Social media also has themed months to showcase visual arts, and by participating in some of those creative challenges you can also find a new and larger audience who appreciates your talent. Social media can also offer you a chance to collaborate with other artists who don’t live in your geography in a fun and exciting way. Building up your community can only help your sales! 

7. Stay Organized

While it may seem like another no brainer, staying on top of your work and being organized can absolutely help your transition to an independent artist go smoothly. Without a specific leader, it’s up to you to get everything you need to complete done in a timely manner. If you aren’t capable of that you will only hurt yourself since others may be less inclined to work with you going forward. 

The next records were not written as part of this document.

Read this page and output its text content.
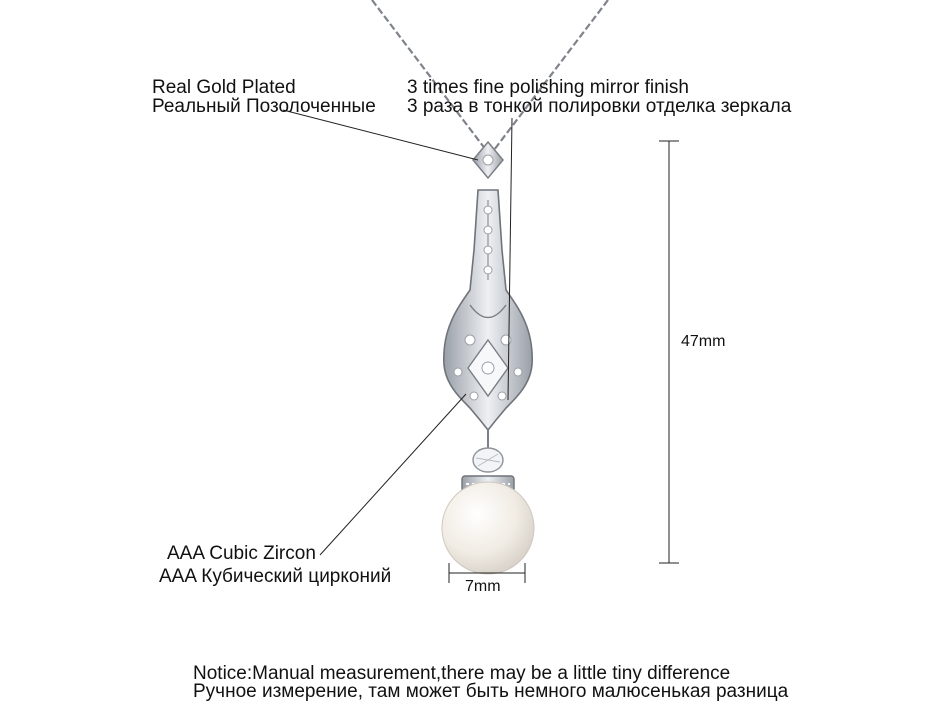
Real Gold Plated
Реальный Позолоченные
3 times fine polishing mirror finish
3 раза в тонкой полировки отделка зеркала
47mm
AAA Cubic Zircon
AAA Кубический цирконий	7mm
Notice:Manual measurement,there may be a little tiny difference
Ручное измерение, там может быть немного малюсенькая разница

Disorganization can cause you to use more effort and get a lot less done overall since you will waste time searching for materials and inspiration. Having a specific to-do list can help you stay focused and get everything you need to finish done. 

Having a to-do list can be extremely satisfying, as you cross out what you’ve completed. As you get used to your routine and organizational system you will probably be able to speed up your process a little every day so that over time you are accomplishing more and more in the same amount of time. 

Conclusion

becoming an independent artist

Following these seven steps can help you grow as an independent artist. Don’t let a schedule and some organization stand in the way of your creativity, use these techniques to give yourself more time to create so that you never have to worry about working for someone other than yourself again.